Thordon Bearings touts sterntube-less design
By Jack Burke08 June 2022
Allows for a shorter, water-lubricated propeller shaft
A design concept for a sterntube-less ship has won Approval in Principle from classification society ABS.
The concept, developed by Thordon Bearings in cooperation with the Shanghai Merchant Ship Design & Research Institute (SDARI), the National Technical University of Athens (NTUA). The rdesign replaces a vessel’s sterntube with an irregular shaped chamber that allows a shorter, water-lubricated propeller shaft to be inspected and maintained while the vessel is afloat, without having to withdraw the shaft in drydock, according to Thordon Bearings.

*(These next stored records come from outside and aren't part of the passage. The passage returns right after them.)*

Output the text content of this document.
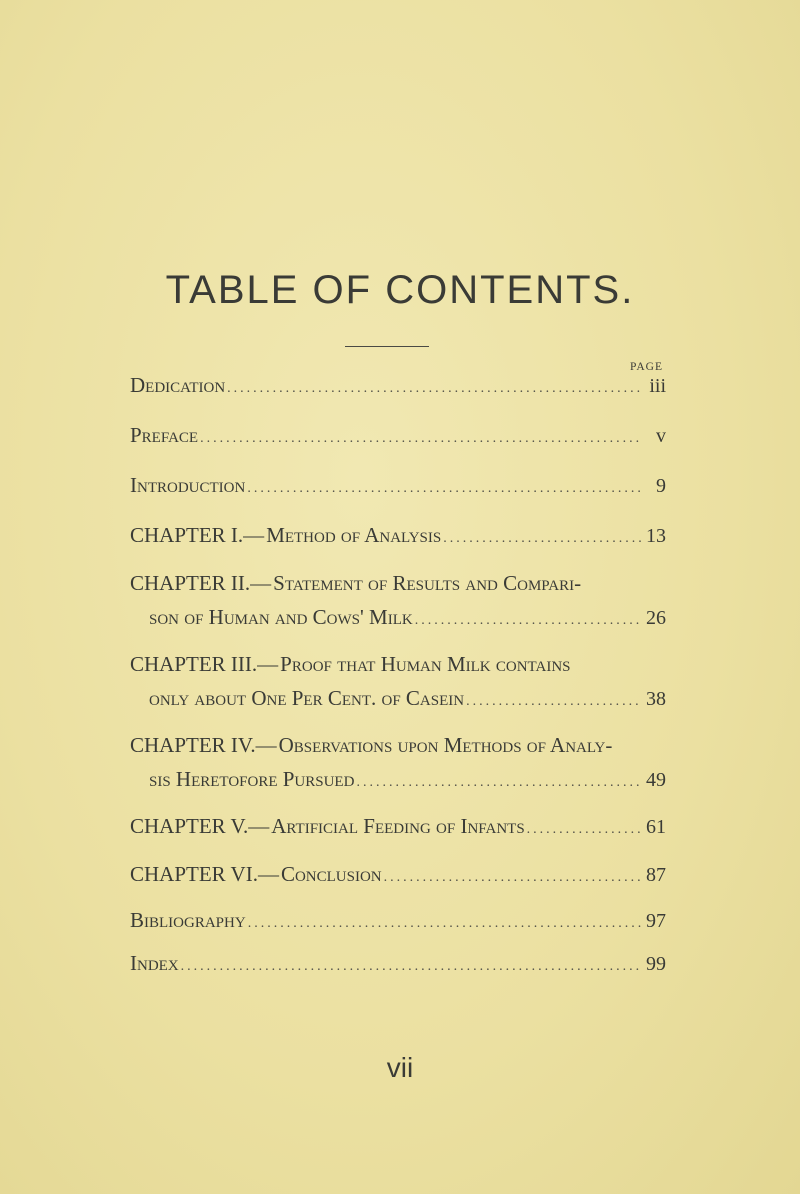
TABLE OF CONTENTS.
PAGE
Dedication .....	iii
Preface .....	v
Introduction .....	9
CHAPTER I.— Method of Analysis .....	13
CHAPTER II.— Statement of Results and Compari-
son of Human and Cows' Milk .....	26
CHAPTER III.— Proof that Human Milk contains
only about One Per Cent. of Casein .....	38
CHAPTER IV.— Observations upon Methods of Analy-
sis Heretofore Pursued .....	49
CHAPTER V.— Artificial Feeding of Infants .....	61
CHAPTER VI.— Conclusion .....	87
Bibliography .....	97
Index .....	99
vii
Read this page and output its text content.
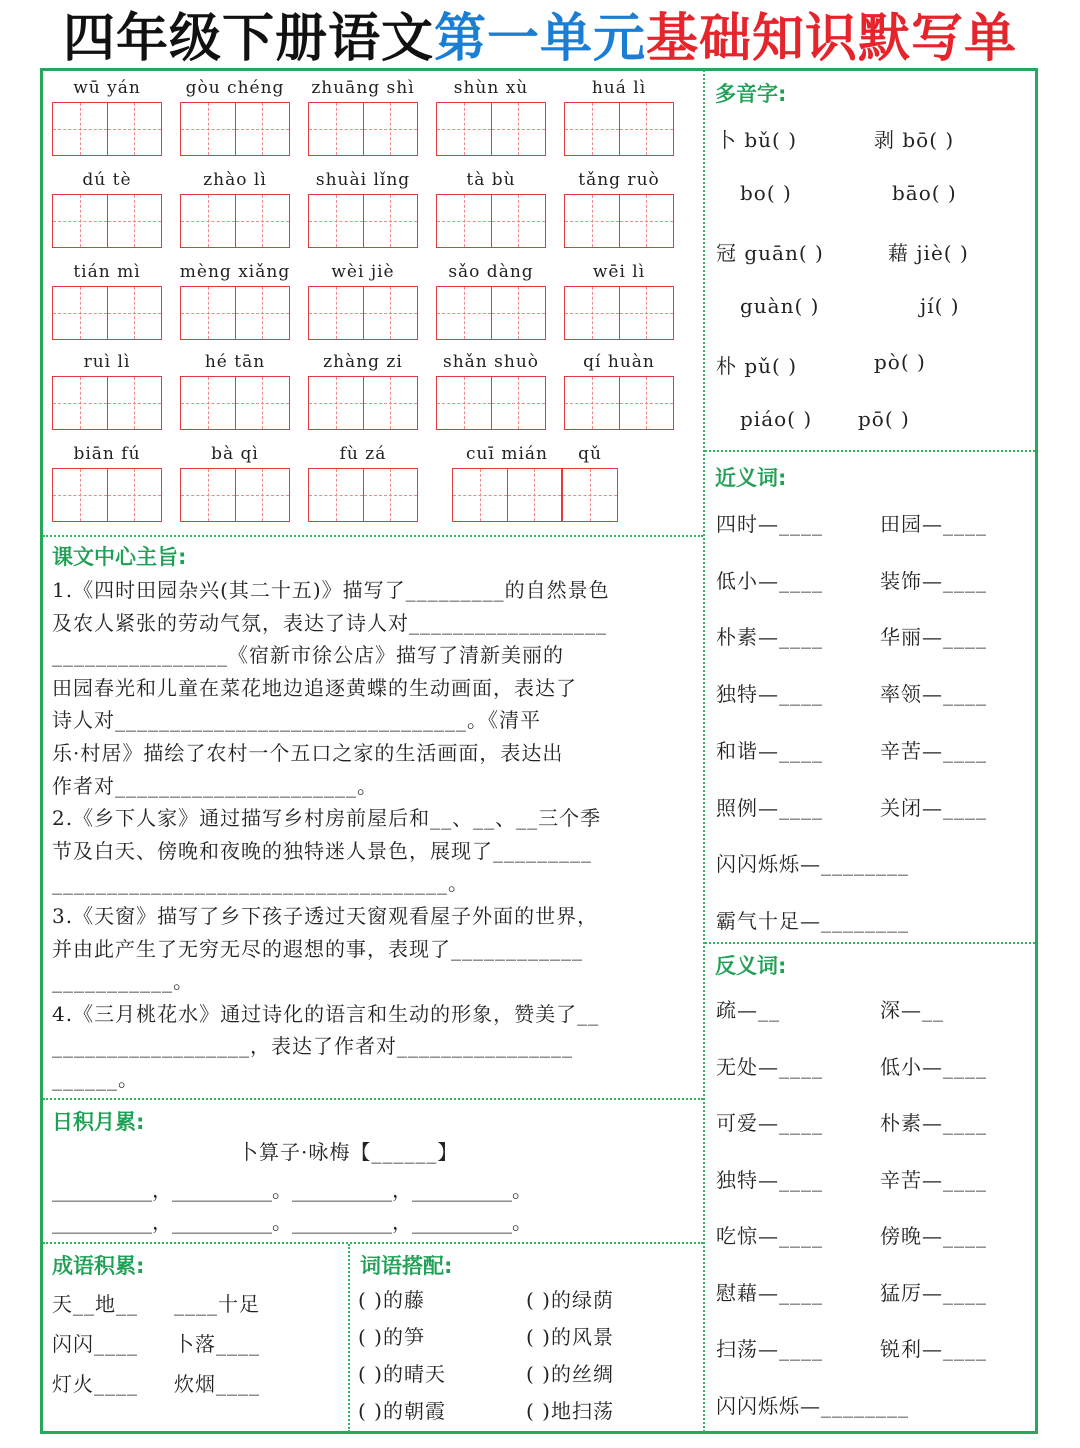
四年级下册语文 第一单元 基础知识默写单
wū yán	gòu chéng	zhuāng shì	shùn xù	huá lì
dú tè	zhào lì	shuài lǐng	tà bù	tǎng ruò
tián mì	mèng xiǎng	wèi jiè	sǎo dàng	wēi lì
ruì lì	hé tān	zhàng zi	shǎn shuò	qí huàn
biān fú	bà qì	fù zá	cuī mián	qǔ
课文中心主旨:
1.《四时田园杂兴(其二十五)》描写了_________的自然景色
及农人紧张的劳动气氛，表达了诗人对__________________
________________《宿新市徐公店》描写了清新美丽的
田园春光和儿童在菜花地边追逐黄蝶的生动画面，表达了
诗人对________________________________。《清平
乐·村居》描绘了农村一个五口之家的生活画面，表达出
作者对______________________。
2.《乡下人家》通过描写乡村房前屋后和__、__、__三个季
节及白天、傍晚和夜晚的独特迷人景色，展现了_________
____________________________________。
3.《天窗》描写了乡下孩子透过天窗观看屋子外面的世界，
并由此产生了无穷无尽的遐想的事，表现了____________
___________。
4.《三月桃花水》通过诗化的语言和生动的形象，赞美了__
__________________，表达了作者对________________
______。
日积月累:
卜算子·咏梅【______】
__________，__________。__________，__________。
__________，__________。__________，__________。
成语积累:
天__地__ ____十足
闪闪____ 卜落____
灯火____ 炊烟____
词语搭配:
( )的藤	( )的绿荫
( )的笋	( )的风景
( )的晴天	( )的丝绸
( )的朝霞	( )地扫荡
多音字:
卜 bǔ( )	剥 bō( )
bo( )	bāo( )
冠 guān( )	藉 jiè( )
guàn( )	jí( )
朴 pǔ( )	pò( )
piáo( ) pō( )
近义词:
四时—____	田园—____
低小—____	装饰—____
朴素—____	华丽—____
独特—____	率领—____
和谐—____	辛苦—____
照例—____	关闭—____
闪闪烁烁—________
霸气十足—________
反义词:
疏—__	深—__
无处—____	低小—____
可爱—____	朴素—____
独特—____	辛苦—____
吃惊—____	傍晚—____
慰藉—____	猛厉—____
扫荡—____	锐利—____
闪闪烁烁—________
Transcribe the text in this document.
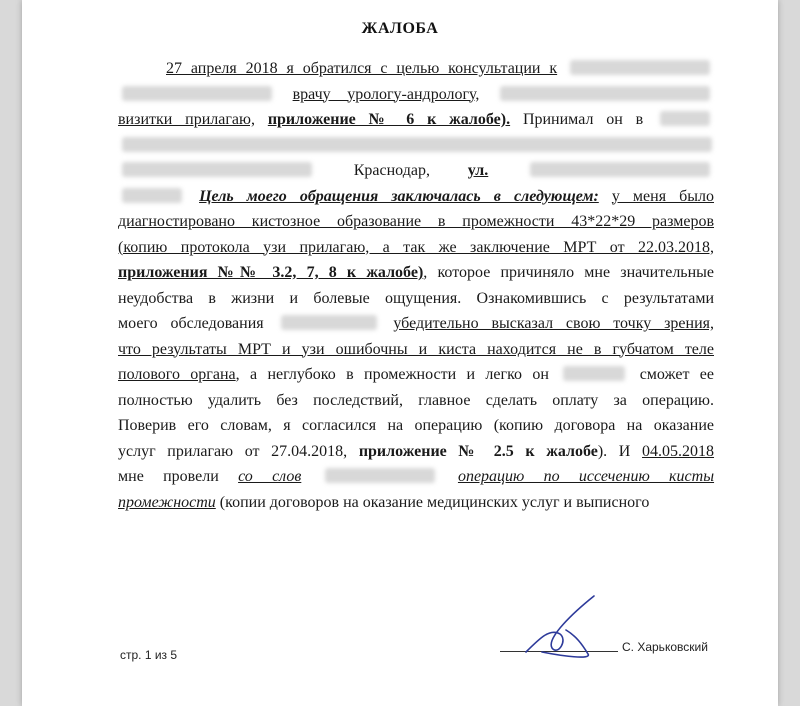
ЖАЛОБА
27 апреля 2018 я обратился с целью консультации к
врачу урологу-андрологу,
визитки прилагаю, приложение № 6 к жалобе). Принимал он в
Краснодар, ул.
Цель моего обращения заключалась в следующем: у меня было
диагностировано кистозное образование в промежности 43*22*29 размеров
(копию протокола узи прилагаю, а так же заключение МРТ от 22.03.2018,
приложения №№ 3.2, 7, 8 к жалобе), которое причиняло мне значительные
неудобства в жизни и болевые ощущения. Ознакомившись с результатами
моего обследования	убедительно высказал свою точку зрения,
что результаты МРТ и узи ошибочны и киста находится не в губчатом теле
полового органа, а неглубоко в промежности и легко он	сможет ее
полностью удалить без последствий, главное сделать оплату за операцию.
Поверив его словам, я согласился на операцию (копию договора на оказание
услуг прилагаю от 27.04.2018, приложение № 2.5 к жалобе). И 04.05.2018
мне провели со слов	операцию по иссечению кисты
промежности (копии договоров на оказание медицинских услуг и выписного
стр. 1 из 5
С. Харьковский
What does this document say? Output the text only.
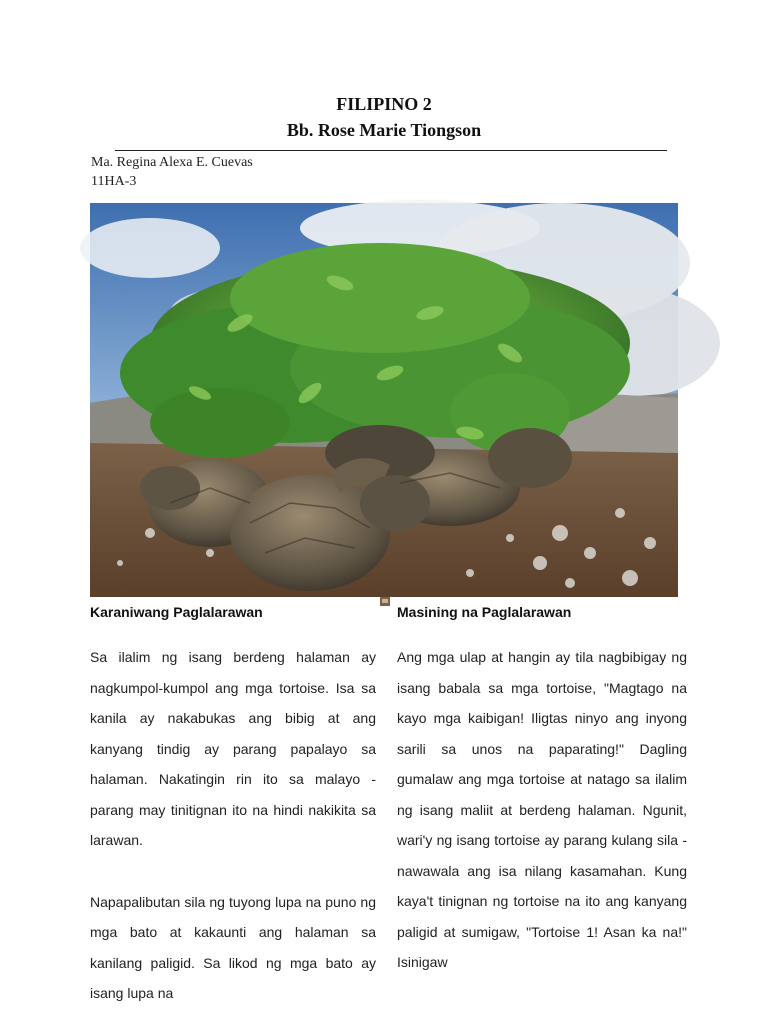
FILIPINO 2
Bb. Rose Marie Tiongson
Ma. Regina Alexa E. Cuevas
11HA-3
Karaniwang Paglalarawan

Sa ilalim ng isang berdeng halaman ay nagkumpol-kumpol ang mga tortoise. Isa sa kanila ay nakabukas ang bibig at ang kanyang tindig ay parang papalayo sa halaman. Nakatingin rin ito sa malayo - parang may tinitignan ito na hindi nakikita sa larawan.

Napapalibutan sila ng tuyong lupa na puno ng mga bato at kakaunti ang halaman sa kanilang paligid. Sa likod ng mga bato ay isang lupa na

Masining na Paglalarawan

Ang mga ulap at hangin ay tila nagbibigay ng isang babala sa mga tortoise, "Magtago na kayo mga kaibigan! Iligtas ninyo ang inyong sarili sa unos na paparating!" Dagling gumalaw ang mga tortoise at natago sa ilalim ng isang maliit at berdeng halaman. Ngunit, wari'y ng isang tortoise ay parang kulang sila - nawawala ang isa nilang kasamahan. Kung kaya't tinignan ng tortoise na ito ang kanyang paligid at sumigaw, "Tortoise 1! Asan ka na!" Isinigaw
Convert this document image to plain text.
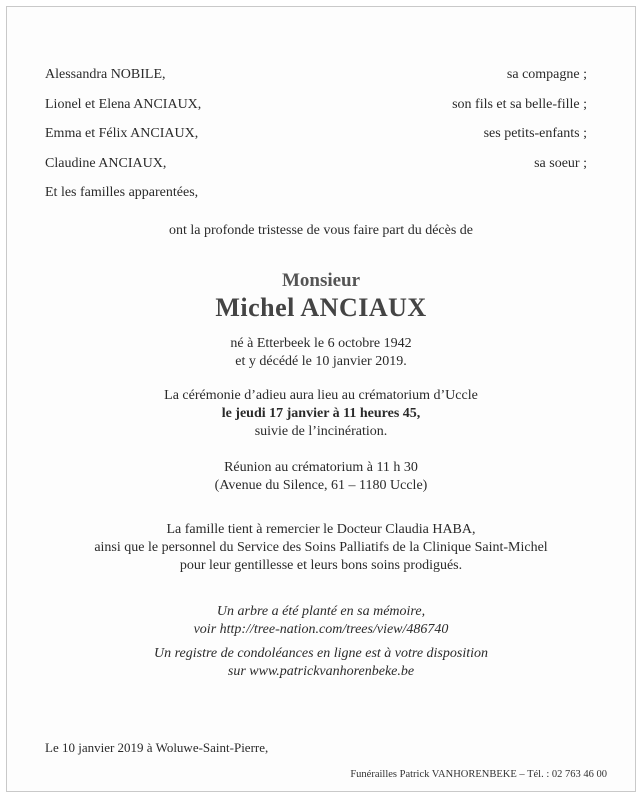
Alessandra NOBILE,	sa compagne ;
Lionel et Elena ANCIAUX,	son fils et sa belle-fille ;
Emma et Félix ANCIAUX,	ses petits-enfants ;
Claudine ANCIAUX,	sa soeur ;
Et les familles apparentées,
ont la profonde tristesse de vous faire part du décès de
Monsieur
Michel ANCIAUX
né à Etterbeek le 6 octobre 1942
et y décédé le 10 janvier 2019.
La cérémonie d’adieu aura lieu au crématorium d’Uccle
le jeudi 17 janvier à 11 heures 45,
suivie de l’incinération.
Réunion au crématorium à 11 h 30
(Avenue du Silence, 61 – 1180 Uccle)
La famille tient à remercier le Docteur Claudia HABA,
ainsi que le personnel du Service des Soins Palliatifs de la Clinique Saint-Michel
pour leur gentillesse et leurs bons soins prodigués.
Un arbre a été planté en sa mémoire,
voir http://tree-nation.com/trees/view/486740
Un registre de condoléances en ligne est à votre disposition
sur www.patrickvanhorenbeke.be
Le 10 janvier 2019 à Woluwe-Saint-Pierre,
Funérailles Patrick VANHORENBEKE – Tél. : 02 763 46 00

While the concept completely eliminates the need for oil-lubricated sterntube seals and bearings – a major source of marine pollution – the design is likely to save shipowners hundreds of thousands of dollars in capital and operational expenditure over a vessel’s lifespan, the company said.
Speaking ahead of an ABS-organized seminar in Athens during the Posidonia trade fair, Anthony Hamilton, Technical Director, Thordon Bearings, said the concept “revolutionizes the ships’ traditional sealed propeller shaft.”
“We started wondering why a vessel with a water-lubricated shaftline needs a sterntube. Why couldn’t the shaft simply run in the larger space outside the sterntube? This space is designed into virtually all vessels where an oil-lubricated sterntube is traditionally exposed to seawater for cooling. With a water-lubricated shaft this space still exists but it’s wasted space.”
Hamilton said the space could be used to access the shaft for inspections, and a lot of the shaft installation and operational challenges “completely disappear.”
A sterntube-less ship features a shorter shaft with the prime mover further aft the vessel. An additional bulkhead seal and a torsional vibration damper would be required but there is no aft seal and Thordon’s COMPAC seawater lubricated bearing replaces the oil-lubricated bearing aft.
“ABS and the Technical University of Athens have done the math and the engineering behind it. They’ve looked at system pressures, temperatures, loads, noise and vibration levels, shaft alignment – everything works,” said Hamilton.
Craig Carter, Thordon Bearings’ VP Business Development, said the design offers cost savings; for one thing, operators would never have to withdraw the shaft again, which can cost US$100,000 plus in drydocking costs alone.
“We are not changing the design of the ship or the stern but by moving the engine further aft we free up more space for cargo,” Carter said.
Dr. Chris Leontopoulos, Director Global Ship Systems Center, ABS Athens, said the use of seawater to lubricate the propeller shaft is well-established but the proposed design takes this further by removing the sterntube, decreasing the shaft line length, reducing engine room space and increasing the cargo space.